Hi, I want to get the 5'-UTR and 3'-UTR coodinates from the annotation file. I downloaded the "All GENCODE VM24" bed file from UCSC genome browser. The format of the bed file is following:
bin name chrom strand txStart txEnd
1023 ENSMUST00000000090.7 chr9 + 57521278 57532426
cdsStart cdsEnd exonCount
57521327 57531782 5
exonStarts exonEnds
57521278,57528955,57530240,57531668,57532281, 57521415,57529072,57530362,57531792,57532426,
score name2 cdsStartStat cdsEndStat exonFrames
0 Cox5a cmpl cmpl 0,1,1,0,-1,
For 5'UTR, its length is cdsStart - txStart = 57521327 - 57521278 = 49
, from (57521278, 57521327 ]
For 3'UTR, its length is txEnd - cdsEnd = 57532426 - 57531782 = 644
, from (57531782, 57532426 ]
However, the length of all exons (the trs) is only 645.
https://useast.ensembl.org/Mus_musculus/Transcript/Sequence_cDNA?db=core;g=ENSMUSG00000000088;r=9:57521279-57532426;t=ENSMUST00000000090
Is there anything wrong?
In addition, I find the 5'UTR and 3'UTR length are 1 for some transcript.
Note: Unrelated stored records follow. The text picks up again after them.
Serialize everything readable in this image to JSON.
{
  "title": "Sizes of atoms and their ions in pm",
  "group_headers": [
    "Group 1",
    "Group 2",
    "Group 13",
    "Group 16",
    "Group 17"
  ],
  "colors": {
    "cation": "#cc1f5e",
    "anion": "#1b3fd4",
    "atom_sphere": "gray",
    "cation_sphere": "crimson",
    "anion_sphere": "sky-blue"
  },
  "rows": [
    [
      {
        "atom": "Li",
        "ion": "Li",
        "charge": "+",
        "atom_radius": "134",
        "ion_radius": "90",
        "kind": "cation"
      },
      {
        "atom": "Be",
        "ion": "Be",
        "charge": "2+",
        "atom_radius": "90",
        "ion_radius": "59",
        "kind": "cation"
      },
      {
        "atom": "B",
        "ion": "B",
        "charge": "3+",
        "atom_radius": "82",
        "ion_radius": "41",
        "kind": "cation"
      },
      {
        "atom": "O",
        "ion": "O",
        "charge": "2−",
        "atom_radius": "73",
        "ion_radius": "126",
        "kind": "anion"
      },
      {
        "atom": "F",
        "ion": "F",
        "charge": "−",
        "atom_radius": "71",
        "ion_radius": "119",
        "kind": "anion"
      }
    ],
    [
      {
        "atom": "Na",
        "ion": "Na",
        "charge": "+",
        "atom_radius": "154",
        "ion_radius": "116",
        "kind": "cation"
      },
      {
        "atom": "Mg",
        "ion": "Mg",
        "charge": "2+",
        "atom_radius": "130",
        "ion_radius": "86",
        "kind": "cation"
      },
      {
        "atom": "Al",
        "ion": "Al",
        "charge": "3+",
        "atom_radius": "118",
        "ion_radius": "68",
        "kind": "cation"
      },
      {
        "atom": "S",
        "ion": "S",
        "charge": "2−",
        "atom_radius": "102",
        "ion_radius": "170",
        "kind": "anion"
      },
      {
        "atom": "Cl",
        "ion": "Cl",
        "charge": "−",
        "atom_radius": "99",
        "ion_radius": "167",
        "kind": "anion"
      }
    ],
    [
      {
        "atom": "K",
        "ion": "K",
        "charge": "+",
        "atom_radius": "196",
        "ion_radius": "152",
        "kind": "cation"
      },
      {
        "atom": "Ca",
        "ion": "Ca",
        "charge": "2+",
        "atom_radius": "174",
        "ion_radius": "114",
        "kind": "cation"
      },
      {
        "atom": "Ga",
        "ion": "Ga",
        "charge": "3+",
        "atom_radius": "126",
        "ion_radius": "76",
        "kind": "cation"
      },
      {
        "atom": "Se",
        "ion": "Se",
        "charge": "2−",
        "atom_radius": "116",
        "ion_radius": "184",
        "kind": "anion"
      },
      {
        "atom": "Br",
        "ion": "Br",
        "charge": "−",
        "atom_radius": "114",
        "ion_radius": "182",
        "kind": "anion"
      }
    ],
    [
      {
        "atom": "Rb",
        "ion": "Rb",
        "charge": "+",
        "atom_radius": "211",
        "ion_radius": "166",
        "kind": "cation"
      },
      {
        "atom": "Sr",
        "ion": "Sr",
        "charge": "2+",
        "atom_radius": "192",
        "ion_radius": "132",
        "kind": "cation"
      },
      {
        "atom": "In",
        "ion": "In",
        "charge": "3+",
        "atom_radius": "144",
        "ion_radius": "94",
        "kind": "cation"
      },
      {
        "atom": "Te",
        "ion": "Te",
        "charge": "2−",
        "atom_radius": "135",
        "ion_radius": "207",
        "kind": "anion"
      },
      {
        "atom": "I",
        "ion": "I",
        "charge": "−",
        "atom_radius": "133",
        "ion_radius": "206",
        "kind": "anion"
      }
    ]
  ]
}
Is it reasonable? In the link A: Easy Way To Get 3' Utr Lengths Of A List Of Genes, the 3'UTR length of OR4F5 is 0 and 1.
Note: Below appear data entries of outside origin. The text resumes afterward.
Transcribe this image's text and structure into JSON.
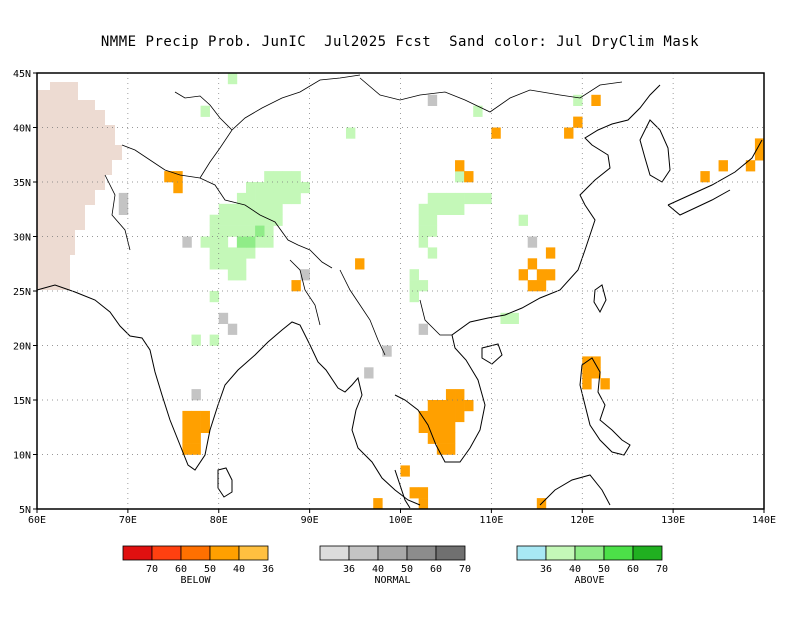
{
  "title": "NMME Precip Prob. JunIC  Jul2025 Fcst  Sand color: Jul DryClim Mask",
  "lat_ticks": [
    "45N",
    "40N",
    "35N",
    "30N",
    "25N",
    "20N",
    "15N",
    "10N",
    "5N"
  ],
  "lon_ticks": [
    "60E",
    "70E",
    "80E",
    "90E",
    "100E",
    "110E",
    "120E",
    "130E",
    "140E"
  ],
  "map_extent": {
    "lon": [
      60,
      140
    ],
    "lat": [
      5,
      45
    ]
  },
  "colors": {
    "sand": "#eddbd2",
    "below": [
      "#e01010",
      "#ff4010",
      "#ff7000",
      "#ffa000",
      "#ffc040"
    ],
    "normal": [
      "#dcdcdc",
      "#c4c4c4",
      "#a8a8a8",
      "#8c8c8c",
      "#707070"
    ],
    "above": [
      "#a8e8f4",
      "#c4f8b8",
      "#90ec88",
      "#4ce048",
      "#20b020"
    ]
  },
  "legend": {
    "below": {
      "label": "BELOW",
      "ticks": [
        "70",
        "60",
        "50",
        "40",
        "36"
      ]
    },
    "normal": {
      "label": "NORMAL",
      "ticks": [
        "36",
        "40",
        "50",
        "60",
        "70"
      ]
    },
    "above": {
      "label": "ABOVE",
      "ticks": [
        "36",
        "40",
        "50",
        "60",
        "70"
      ]
    }
  },
  "grid": "dotted"
}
5utr ensembl_transcript_id
A ENSMUST00000054837
3utr ensembl_transcript_id
G ENSMUST00000073261
Thanks very much. The real 3'UTR length is 57531792 - 57531782 + (57532426 - 57532281) = 155. Thanks for the explaination of non-coding RNA and the UTR length. It's very clear.